When he first took over the automotive program at JHHS in 2006, there were only two sections of Automotive Technology, and most of his day was spent teaching CAD and Architecture. Within five years of taking over the program, he was a full-time Automotive Technology instructor, an Automotive Service Excellence (ASE) Certified Technician, and had achieved ASE Education Foundation Accreditation for the program. There are now two automotive instructors and a waiting list to enroll in the program. VanBladel earned a Master’s Degree in Educational Technology and the certificate to be an Educational Technology Specialist. He recently became a member of the American Welding Society, and enrolled in welding courses at Harper College with the goal of becoming an AWS-certified welder.
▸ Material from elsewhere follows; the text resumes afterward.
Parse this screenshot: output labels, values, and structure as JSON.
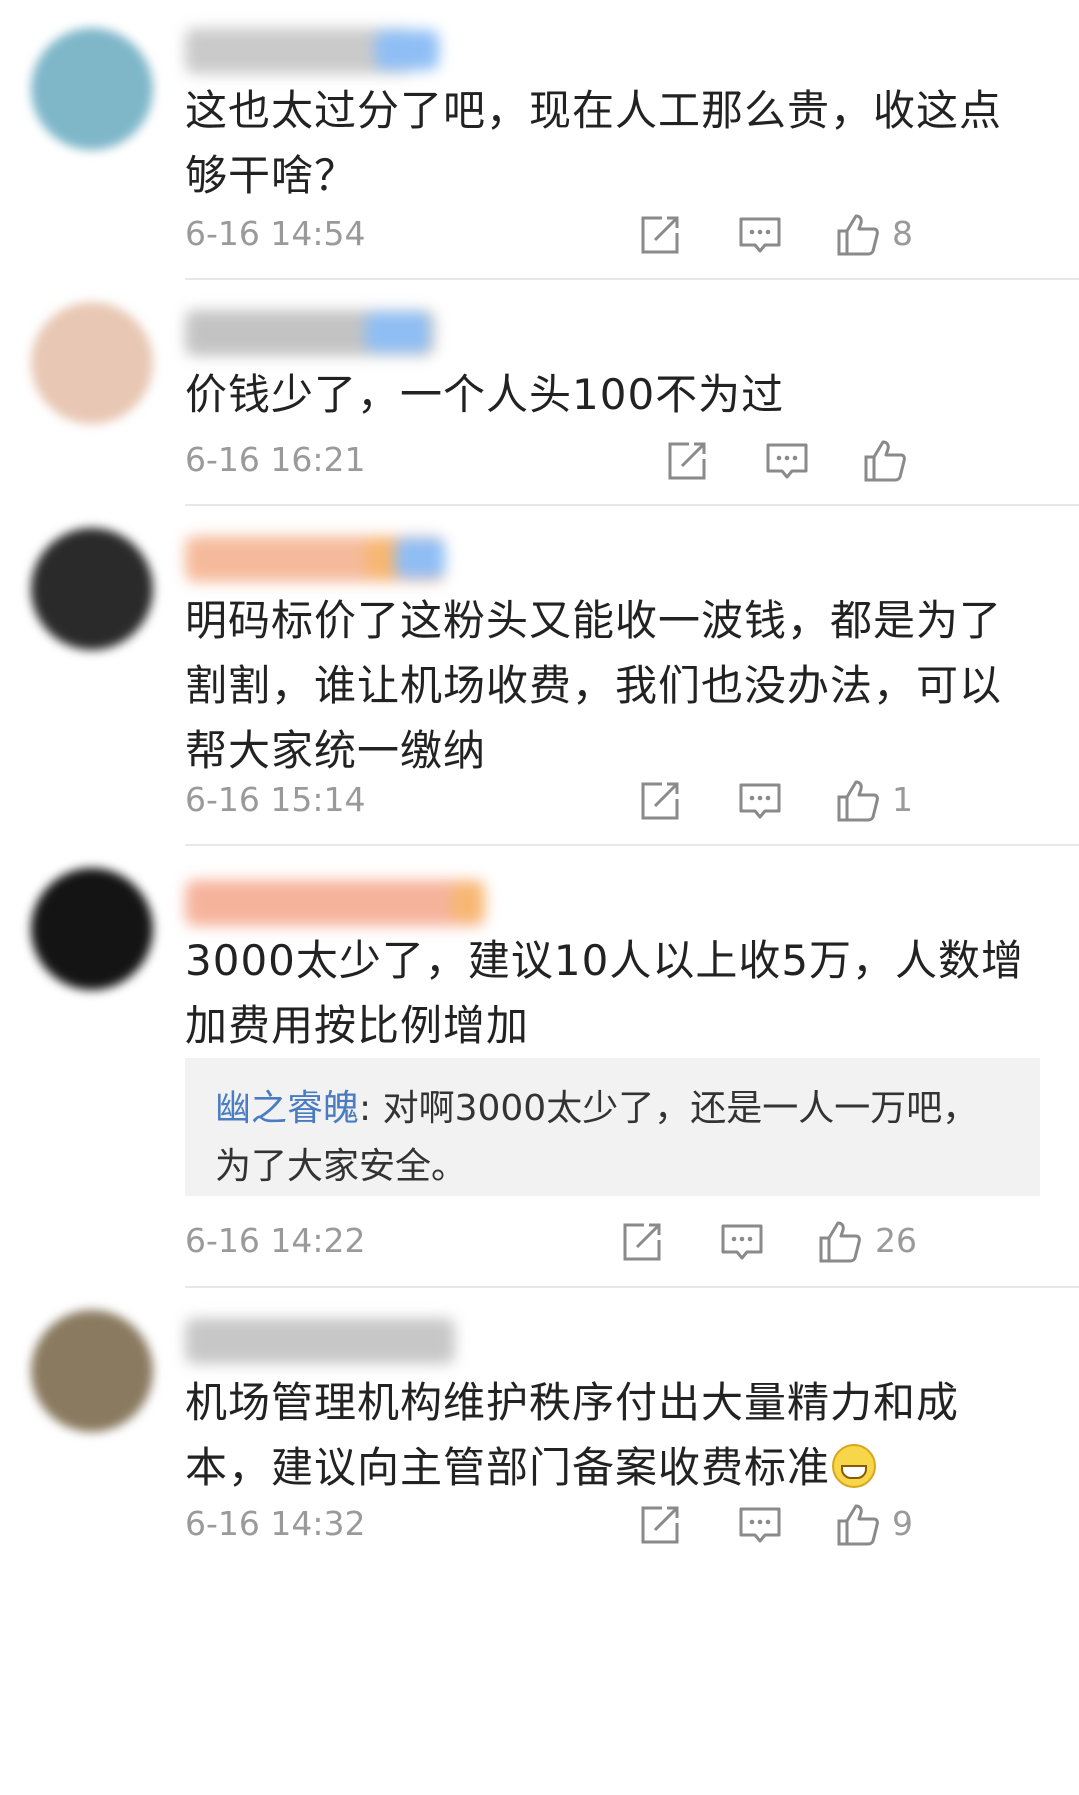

For the last 15 years, VanBladel has poured his heart into making his automotive lab a top-of-the-line space for learning. Going from a dark room with outdated equipment to a now 3,000 square foot classroom of well-lit white floors and walls, the classroom is modeled after the briefing rooms at the Autobahn Country Club racetrack. With a curriculum aligned with the standards of the ASE Education Foundation, VanBladel finds one of the most rewarding aspects of teaching is when a student connects content learned in another course and applies it in a practical way on their own. He connects geometry and physics in his courses, and students find that they do better in their other subjects because “how ‘easy’ it was compared to what they have to do in auto.” Every lesson in his shop has a hands-on component and students are constantly moving between the classroom and lab. Students in his automotive courses can earn multiple industry certifications, including ASE. In the past, they have built off-road jeeps, a 24 Hours of Lemons endurance car, and a vehicle for the Specialty Equipment Market Association education program.
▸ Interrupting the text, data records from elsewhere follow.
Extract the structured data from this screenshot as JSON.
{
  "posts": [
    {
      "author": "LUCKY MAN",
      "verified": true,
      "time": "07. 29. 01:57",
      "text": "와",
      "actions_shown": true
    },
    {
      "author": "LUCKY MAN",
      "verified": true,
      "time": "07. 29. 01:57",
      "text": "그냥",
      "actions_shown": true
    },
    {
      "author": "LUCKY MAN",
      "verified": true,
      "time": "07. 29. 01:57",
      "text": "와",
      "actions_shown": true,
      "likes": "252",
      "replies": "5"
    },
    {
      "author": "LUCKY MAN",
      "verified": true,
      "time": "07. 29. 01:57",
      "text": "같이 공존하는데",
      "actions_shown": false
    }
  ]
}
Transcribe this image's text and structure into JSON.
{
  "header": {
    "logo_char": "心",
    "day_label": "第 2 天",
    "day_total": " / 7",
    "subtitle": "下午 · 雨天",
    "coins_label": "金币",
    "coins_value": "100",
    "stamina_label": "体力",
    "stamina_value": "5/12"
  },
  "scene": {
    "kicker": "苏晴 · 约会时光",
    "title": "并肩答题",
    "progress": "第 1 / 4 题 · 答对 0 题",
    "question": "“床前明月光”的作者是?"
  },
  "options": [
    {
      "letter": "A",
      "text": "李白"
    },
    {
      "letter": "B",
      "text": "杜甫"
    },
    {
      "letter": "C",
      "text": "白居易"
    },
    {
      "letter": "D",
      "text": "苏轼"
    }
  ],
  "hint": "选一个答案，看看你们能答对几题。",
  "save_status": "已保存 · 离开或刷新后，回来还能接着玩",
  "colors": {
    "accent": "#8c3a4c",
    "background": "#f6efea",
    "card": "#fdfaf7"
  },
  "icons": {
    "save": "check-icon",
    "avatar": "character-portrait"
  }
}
VanBladel’s skill expertise expands outside classroom hours in a variety of ways. He has created a YouTube channel for his own demonstrations and integrated the videos into EdPuzzles for students to review before completing the activity in class on one of the shop vehicles. He supervises the after school automotive club, where students can work on their own vehicles in the shop. Additionally, VanBladel serves as the school’s robotics coach and works with teachers from various subjects including math and computer science. He teaches a middle school outreach program called “Next Generation Engineer” where students design, fabricate, and program a drone that must complete an obstacle course and show their families on a tour of the auto shop.
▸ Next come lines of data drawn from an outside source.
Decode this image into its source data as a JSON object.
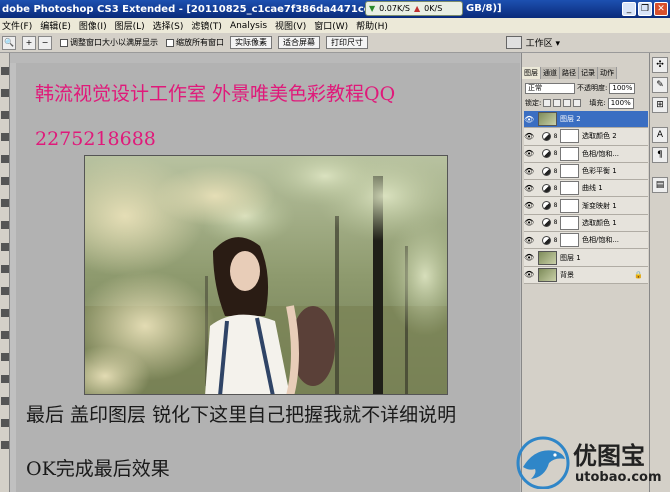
{
  "window": {
    "title": "dobe Photoshop CS3 Extended - [20110825_c1cae7f386da4471ce421lyx9HIM0sC3",
    "title_tail": "GB/8)]",
    "speed_down": "0.07K/S",
    "speed_up": "0K/S"
  },
  "menu": [
    "文件(F)",
    "编辑(E)",
    "图像(I)",
    "图层(L)",
    "选择(S)",
    "滤镜(T)",
    "Analysis",
    "视图(V)",
    "窗口(W)",
    "帮助(H)"
  ],
  "options": {
    "checkbox1": "调整窗口大小以满屏显示",
    "checkbox2": "缩放所有窗口",
    "btn_actual": "实际像素",
    "btn_fit": "适合屏幕",
    "btn_print": "打印尺寸",
    "workspace": "工作区 ▾"
  },
  "canvas_text": {
    "line1": "韩流视觉设计工作室 外景唯美色彩教程QQ",
    "line2": "2275218688",
    "line3": "最后 盖印图层 锐化下这里自己把握我就不详细说明",
    "line4": "OK完成最后效果"
  },
  "panel": {
    "tabs": [
      "图层",
      "通道",
      "路径",
      "记录",
      "动作"
    ],
    "blend_mode": "正常",
    "opacity_label": "不透明度:",
    "opacity_value": "100%",
    "lock_label": "锁定:",
    "fill_label": "填充:",
    "fill_value": "100%",
    "layers": [
      {
        "name": "图层 2",
        "kind": "pixel",
        "active": true
      },
      {
        "name": "选取颜色 2",
        "kind": "adj"
      },
      {
        "name": "色相/饱和...",
        "kind": "adj"
      },
      {
        "name": "色彩平衡 1",
        "kind": "adj"
      },
      {
        "name": "曲线 1",
        "kind": "adj"
      },
      {
        "name": "渐变映射 1",
        "kind": "adj"
      },
      {
        "name": "选取颜色 1",
        "kind": "adj"
      },
      {
        "name": "色相/饱和...",
        "kind": "adj"
      },
      {
        "name": "图层 1",
        "kind": "pixel"
      },
      {
        "name": "背景",
        "kind": "pixel",
        "locked": true
      }
    ]
  },
  "watermark": {
    "brand": "优图宝",
    "url": "utobao.com"
  },
  "colors": {
    "title_bar": "#0a2b7a",
    "pink_text": "#e0197a",
    "layer_selected": "#3a6ec2",
    "canvas_bg": "#b2b2b2"
  }
}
VanBladel holds five ASE Certifications and maintains ASE Education Foundation Accreditation for his program. As a part of that accreditation, he attends 20+ hours of industry level education through community college educator seminars, the Illinois Collegiate Automotive Instructors Association (ICAIA) Conferences, and industry partners like Hunter and NAPA. He partners extensively with industry, including Atturo Tires, ABT Electronics/AlpineUSA, Schwartz Performance, along with taking several field trips per year to local automotive dealerships and training centers. His district offers micro-internships for students so they can spend two to three weeks at a dealership or independent repair facility during the traditional school day. Two of VanBladel’s former students are now automotive teachers in the same district and one shares the same automotive classroom as him, which is one of the rewarding things he has experienced as a teacher.
“I hope that the lasting impact I have on my students is work ethic and that they all know I genuinely cared about their well-being. I know that most of my students are not going to go into the automotive industry, but the skills they learned like using appropriate reference materials, using the proper tools to do the job correctly the first time will follow them into whichever career path is best for them.”